Eski bir Kızılay gönüllüsü ve yöneticisine 1999’da ne yaptıklarını sordum, şunları anlattı:

“Dönemin şube Başkanı İbrahim Dokunmazer, Valilik’teki Kriz Masası toplantısına katıldı. Biz Kızılay Bursa Şubesi ekipleri olarak malzemeleri kamyonlara yükledik ve sabah erkenden yola çıktık. Hemen sahra hastanesi kurduk.

Tüm tıbbi malzemecileri aradık. İkinci günün sabahı tüm malzemeler oradaydı. Deprem sabahı Yalova’da mutfakları kurmuştuk. Aynı gün yemek dağıtımına başlamıştık.  O sabahtan itibaren çadırlar kurulmaya başlandı.  O zamanlar Sivil Savunma vardı, ama ekipleri donanımlı değildi.  Kızılay deposu ile onların deposu yan yanaydı. Asker geldi, patır patır çadırları kurmaya başladılar. Arama kurtarmada bugünkü gibi yetişmiş ekipler yoktu. O yönde eksiklik vardı. Onu da söylemiş olayım. Biz otobüslerle gençlik gönüllülerini götürdük. Orada eşyadan yemek dağıtımına insana ihtiyaç vardı. Hayırseverler, kadın, erkek, her yaştan gönüllüler bugün olduğu gibi o zaman da müthiş destek verdi.”

KIZILAY’DA ŞİRKETLEŞME İ

Kızılay’ın şirketlerine gelince Kızılay Yatırım Holding AŞ bünyesinde 11 şirket var.

Kızılay İçecek, Kızılay Etki Yatırım, Kızılay Biyomedikal, Kızılay Teknoloji, Kızılay Portföy, Kızılay Sağlık, Kızılay Çadır ve Tekstil, Kızılay Kültür ve Sanat, Kızılay Sistem Yapı, Kızılay Bakım, Kızılay Lojistik …

Kızılay’ın içecek ve çadır tekstil şirketleri daha öncede vardı. Kızılay’ın iştirakleri olarak faaliyet gösteriyordu. Mal alımının neredeyse tamamı en az 3 firma katılımıyla ihale ile yapılıyordu.
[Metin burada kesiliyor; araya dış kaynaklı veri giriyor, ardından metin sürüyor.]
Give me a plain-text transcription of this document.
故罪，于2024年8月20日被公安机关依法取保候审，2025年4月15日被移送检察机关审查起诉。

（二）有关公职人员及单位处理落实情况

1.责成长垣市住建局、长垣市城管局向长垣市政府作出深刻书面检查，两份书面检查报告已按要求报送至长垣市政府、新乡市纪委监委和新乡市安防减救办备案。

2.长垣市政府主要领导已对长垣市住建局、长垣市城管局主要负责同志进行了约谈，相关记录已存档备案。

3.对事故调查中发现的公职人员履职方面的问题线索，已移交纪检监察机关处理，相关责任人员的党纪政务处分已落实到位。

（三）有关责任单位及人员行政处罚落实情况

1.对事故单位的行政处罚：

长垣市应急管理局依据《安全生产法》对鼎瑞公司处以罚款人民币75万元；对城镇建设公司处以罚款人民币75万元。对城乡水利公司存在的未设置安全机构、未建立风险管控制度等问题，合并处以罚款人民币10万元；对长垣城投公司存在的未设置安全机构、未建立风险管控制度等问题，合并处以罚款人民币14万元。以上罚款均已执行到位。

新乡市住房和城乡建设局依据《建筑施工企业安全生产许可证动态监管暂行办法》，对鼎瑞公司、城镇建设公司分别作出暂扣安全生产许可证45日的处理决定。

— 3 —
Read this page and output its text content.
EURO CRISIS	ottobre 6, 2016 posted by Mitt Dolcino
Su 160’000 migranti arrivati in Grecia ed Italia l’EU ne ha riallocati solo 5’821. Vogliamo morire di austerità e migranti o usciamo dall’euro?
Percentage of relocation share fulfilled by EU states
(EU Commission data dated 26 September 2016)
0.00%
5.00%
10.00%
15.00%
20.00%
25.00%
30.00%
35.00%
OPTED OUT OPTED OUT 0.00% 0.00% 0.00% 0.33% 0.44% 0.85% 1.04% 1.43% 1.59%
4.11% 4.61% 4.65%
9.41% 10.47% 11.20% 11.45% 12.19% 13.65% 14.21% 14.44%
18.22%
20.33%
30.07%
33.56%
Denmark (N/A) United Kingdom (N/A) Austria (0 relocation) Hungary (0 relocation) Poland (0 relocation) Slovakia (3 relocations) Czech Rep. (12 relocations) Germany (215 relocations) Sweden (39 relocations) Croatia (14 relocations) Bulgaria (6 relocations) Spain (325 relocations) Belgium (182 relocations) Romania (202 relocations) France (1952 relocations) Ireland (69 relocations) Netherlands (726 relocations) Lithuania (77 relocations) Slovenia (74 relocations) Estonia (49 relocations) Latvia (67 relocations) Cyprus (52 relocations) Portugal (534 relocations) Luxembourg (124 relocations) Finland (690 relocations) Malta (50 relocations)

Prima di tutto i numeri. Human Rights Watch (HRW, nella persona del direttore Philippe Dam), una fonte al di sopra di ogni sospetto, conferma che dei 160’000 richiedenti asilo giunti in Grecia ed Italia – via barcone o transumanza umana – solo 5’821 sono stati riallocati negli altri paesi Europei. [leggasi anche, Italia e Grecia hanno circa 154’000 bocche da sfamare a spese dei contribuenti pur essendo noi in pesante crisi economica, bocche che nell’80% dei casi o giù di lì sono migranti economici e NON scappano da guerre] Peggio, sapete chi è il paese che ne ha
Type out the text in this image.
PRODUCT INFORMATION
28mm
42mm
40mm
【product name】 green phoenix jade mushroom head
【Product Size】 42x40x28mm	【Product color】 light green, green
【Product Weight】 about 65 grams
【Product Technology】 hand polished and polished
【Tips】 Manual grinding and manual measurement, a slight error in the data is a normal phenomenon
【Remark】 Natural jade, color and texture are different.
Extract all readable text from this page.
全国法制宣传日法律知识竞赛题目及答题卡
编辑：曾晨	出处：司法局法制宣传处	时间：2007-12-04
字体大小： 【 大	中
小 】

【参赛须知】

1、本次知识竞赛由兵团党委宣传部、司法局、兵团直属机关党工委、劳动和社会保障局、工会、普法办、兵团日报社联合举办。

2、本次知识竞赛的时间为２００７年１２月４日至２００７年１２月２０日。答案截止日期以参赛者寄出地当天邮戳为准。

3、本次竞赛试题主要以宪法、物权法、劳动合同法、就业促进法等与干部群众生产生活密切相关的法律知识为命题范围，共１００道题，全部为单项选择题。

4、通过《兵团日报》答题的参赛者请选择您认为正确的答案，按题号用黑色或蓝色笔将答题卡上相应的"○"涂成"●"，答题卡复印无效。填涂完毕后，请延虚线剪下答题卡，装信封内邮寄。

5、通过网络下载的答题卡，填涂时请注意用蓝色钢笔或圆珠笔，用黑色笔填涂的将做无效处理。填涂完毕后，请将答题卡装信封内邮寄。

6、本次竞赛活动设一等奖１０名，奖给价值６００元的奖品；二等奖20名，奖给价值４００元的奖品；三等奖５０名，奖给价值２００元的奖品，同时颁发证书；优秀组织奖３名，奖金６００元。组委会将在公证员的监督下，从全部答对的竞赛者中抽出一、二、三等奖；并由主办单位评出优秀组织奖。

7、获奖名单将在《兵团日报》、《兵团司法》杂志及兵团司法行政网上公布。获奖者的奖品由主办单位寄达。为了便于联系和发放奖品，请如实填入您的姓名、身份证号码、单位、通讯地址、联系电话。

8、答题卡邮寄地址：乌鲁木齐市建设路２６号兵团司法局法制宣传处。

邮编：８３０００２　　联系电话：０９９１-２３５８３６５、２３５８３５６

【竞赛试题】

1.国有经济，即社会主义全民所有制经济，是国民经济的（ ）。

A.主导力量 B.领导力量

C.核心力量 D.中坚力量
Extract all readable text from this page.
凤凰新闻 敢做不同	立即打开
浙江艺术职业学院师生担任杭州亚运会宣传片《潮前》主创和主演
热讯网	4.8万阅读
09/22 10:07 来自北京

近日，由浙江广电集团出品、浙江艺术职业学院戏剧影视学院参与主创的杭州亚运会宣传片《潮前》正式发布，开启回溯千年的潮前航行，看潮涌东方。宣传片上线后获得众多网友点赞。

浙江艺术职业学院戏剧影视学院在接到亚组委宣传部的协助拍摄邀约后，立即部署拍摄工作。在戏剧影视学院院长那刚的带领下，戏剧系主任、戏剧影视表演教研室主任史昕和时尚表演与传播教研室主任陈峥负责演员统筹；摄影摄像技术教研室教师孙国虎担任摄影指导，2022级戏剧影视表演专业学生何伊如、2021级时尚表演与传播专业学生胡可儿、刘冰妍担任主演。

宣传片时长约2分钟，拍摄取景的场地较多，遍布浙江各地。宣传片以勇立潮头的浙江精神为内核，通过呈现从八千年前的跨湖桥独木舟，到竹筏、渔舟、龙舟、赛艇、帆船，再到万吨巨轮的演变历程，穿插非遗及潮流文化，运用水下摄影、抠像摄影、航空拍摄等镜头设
Holdingleştikleri için artık Ticaret Kanunu’na tabiler ve mal hizmet alımında ihale şartı yok. Şirketlerin vergi ödemelerinden sonraki gelirleri ise Kızılay’a bağışlanıyor.

Bu kadar çok şirket olunca, her birinde huzur hakkı alan yönetim kurulu üyeleri, yüksek maaş alan genel müdürler, müdürler, uzmanlar, şefler de oluyor haliyle…

1999 Marmara Depremi Kızılay için milat olmuştu.  Çadırların yağmur geçirdiği ortaya çıkmış ve Kızılay’da da deprem yaşanmış, yeniden yapılanmaya gidilmişti. Kızılay hızla kendisine çeki düzen vermişti. 

Kahramanmaraş ve Hatay depremleri de mevcut Kızılay’da yeniden yapılanmayı zorunlu kılıyor.